– А где Маняша? – спрашиваю шепотом.
– Спать уже уложила. Сморили девку. – Теща ворчит по-доброму.
Наливает мне два половника борща, двигает ближе миску со сметаной,
ставит рядом стопку и вопросительно смотрит на меня.
– Наливай, мать! – Командует захмелевший тесть. – Чего
ждешь-то?
Пока я умывался и отмывал детей, он уже пару стопок точно
накатить успел.
– Не-не, спасибо, не стоит. – Отставляю и принимаюсь за борщ.
Густой, наваристый, а цвет… Ммм… Родственники смотрят на меня в
ожидании.
– Вкуснота! – делюсь мнением. – И бордовый такой. У меня бабушка
варила такой же, темный. А у матери красноватый получался.

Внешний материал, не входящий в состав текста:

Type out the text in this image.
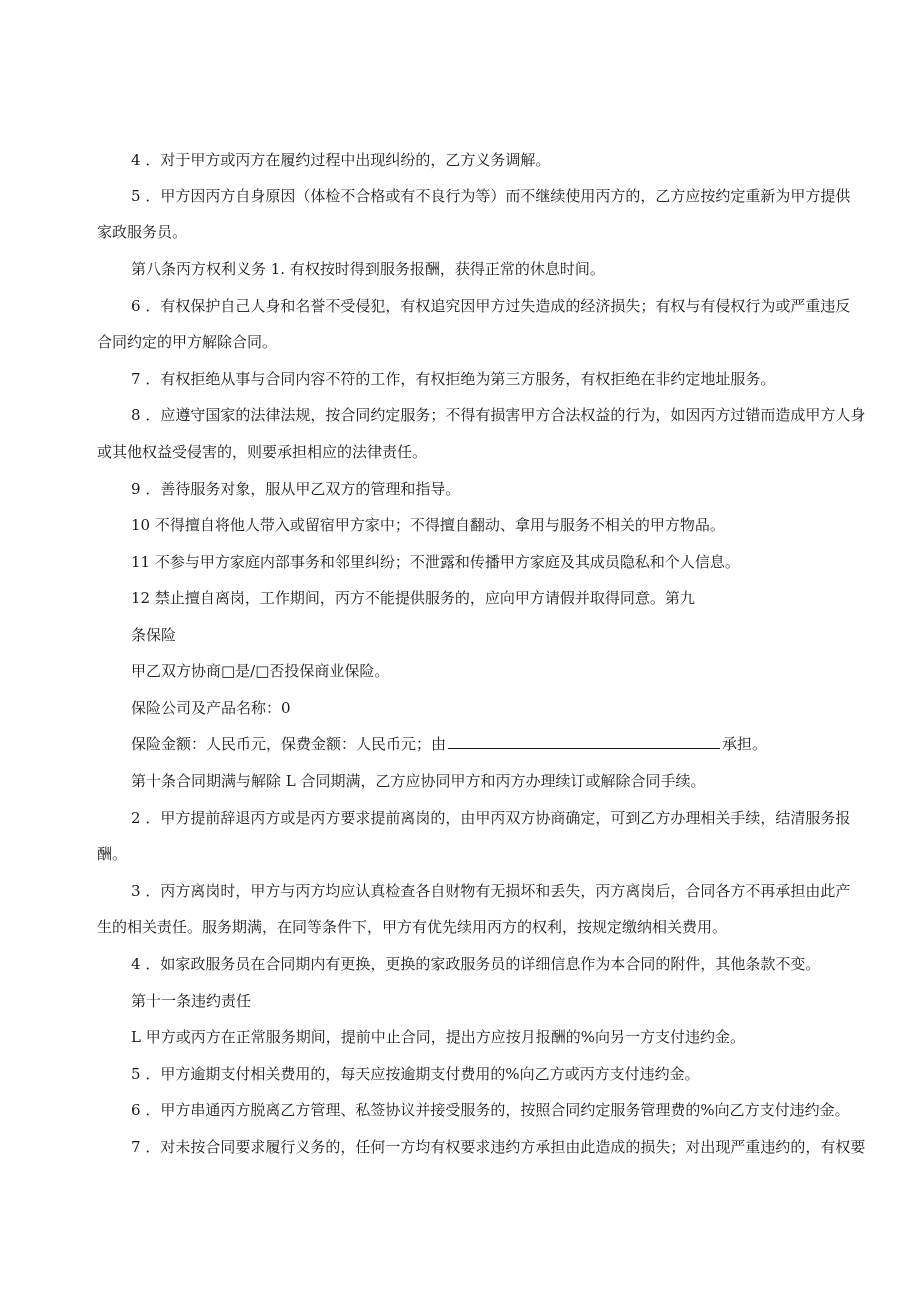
4 ．对于甲方或丙方在履约过程中出现纠纷的，乙方义务调解。
5 ．甲方因丙方自身原因（体检不合格或有不良行为等）而不继续使用丙方的，乙方应按约定重新为甲方提供
家政服务员。
第八条丙方权利义务 1. 有权按时得到服务报酬，获得正常的休息时间。
6 ．有权保护自己人身和名誉不受侵犯，有权追究因甲方过失造成的经济损失；有权与有侵权行为或严重违反
合同约定的甲方解除合同。
7 ．有权拒绝从事与合同内容不符的工作，有权拒绝为第三方服务，有权拒绝在非约定地址服务。
8 ．应遵守国家的法律法规，按合同约定服务；不得有损害甲方合法权益的行为，如因丙方过错而造成甲方人身
或其他权益受侵害的，则要承担相应的法律责任。
9 ．善待服务对象，服从甲乙双方的管理和指导。
10 不得擅自将他人带入或留宿甲方家中；不得擅自翻动、拿用与服务不相关的甲方物品。
11 不参与甲方家庭内部事务和邻里纠纷；不泄露和传播甲方家庭及其成员隐私和个人信息。
12 禁止擅自离岗，工作期间，丙方不能提供服务的，应向甲方请假并取得同意。第九
条保险
甲乙双方协商□是/□否投保商业保险。
保险公司及产品名称：0
保险金额：人民币元，保费金额：人民币元；由	承担。
第十条合同期满与解除 L 合同期满，乙方应协同甲方和丙方办理续订或解除合同手续。
2 ．甲方提前辞退丙方或是丙方要求提前离岗的，由甲丙双方协商确定，可到乙方办理相关手续，结清服务报
酬。
3 ．丙方离岗时，甲方与丙方均应认真检查各自财物有无损坏和丢失，丙方离岗后，合同各方不再承担由此产
生的相关责任。服务期满，在同等条件下，甲方有优先续用丙方的权利，按规定缴纳相关费用。
4 ．如家政服务员在合同期内有更换，更换的家政服务员的详细信息作为本合同的附件，其他条款不变。
第十一条违约责任
L 甲方或丙方在正常服务期间，提前中止合同，提出方应按月报酬的%向另一方支付违约金。
5 ．甲方逾期支付相关费用的，每天应按逾期支付费用的%向乙方或丙方支付违约金。
6 ．甲方串通丙方脱离乙方管理、私签协议并接受服务的，按照合同约定服务管理费的%向乙方支付违约金。
7 ．对未按合同要求履行义务的，任何一方均有权要求违约方承担由此造成的损失；对出现严重违约的，有权要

Отец
всегда ворчал, мол, к свекрови на практику отправит.
– Это когда было-то? – спрашивает теща.
– Что? – не сразу понимаю, о чем она.
– Про отца. Он же умер у тебя… – задумывается, прищуривает
глаза, смотрит на меня, подскажи, мол, а я… Откусываю огромный
кусок хлеба. Не подскажу, увольте. И так лишку ляпнул. – Сколько
тебе было? Лет пять? – продолжает она допрос. Неопределенно мычу в
ответ.
– Наливай, – тесть стукает рюмкой по столу. – Помянем.
Теща послушно плещет ему из бутылки и тянется к моей стопке.
Уверенно накрываю ее ладонью.
– Мишань, святое дело. – Василий важно вступает в разговор.
Одариваю его взглядом в стиле "тебя забыли спросить".
– Ты чего это? – Тесть удивленно переводит взгляд с меня на
стопку и обратно. – Разве ж можно от такого отказываться?
– Мне еще работать сегодня. – В этом я пока не уверен, но
надежда, как говорится, цепляется за жизнь покрепче остальных. – Да
и дети же.
Одного наотмечавшегося хватит. Хорошо хоть, что теща не
оказывается любительницей этого дела. Да и некогда ей. Она успевает
и свою тарелку опустошать и одновременно троим детям помогать.
Варя справляется сама. Оно и понятно. Но остальные-то ведь тоже
не Безруковы. Дома, по крайней мере, продемонстрировали умение
пользоваться приборами.
– Вы уверены, что им надо помогать? – спрашиваю.
Уле уж точно не обязательно. Девчонка взрослая, но уж очень не
самостоятельная.
– Ой, в свою тарелку смотри. – Теща быстро сует по ложке
близнецам и поворачивается к Уле. – Я же бабушка, – продолжает она
более миролюбиво. – А бабушки должны баловать.
– Миш! – раздается с улицы.
– Маняшу, Маняшу-то разбудят, ироды! – Теща вскакивает и несется
на крыльцо. Пока бегала, успела вернуть себе маску презрения и
недоверия. – К тебе.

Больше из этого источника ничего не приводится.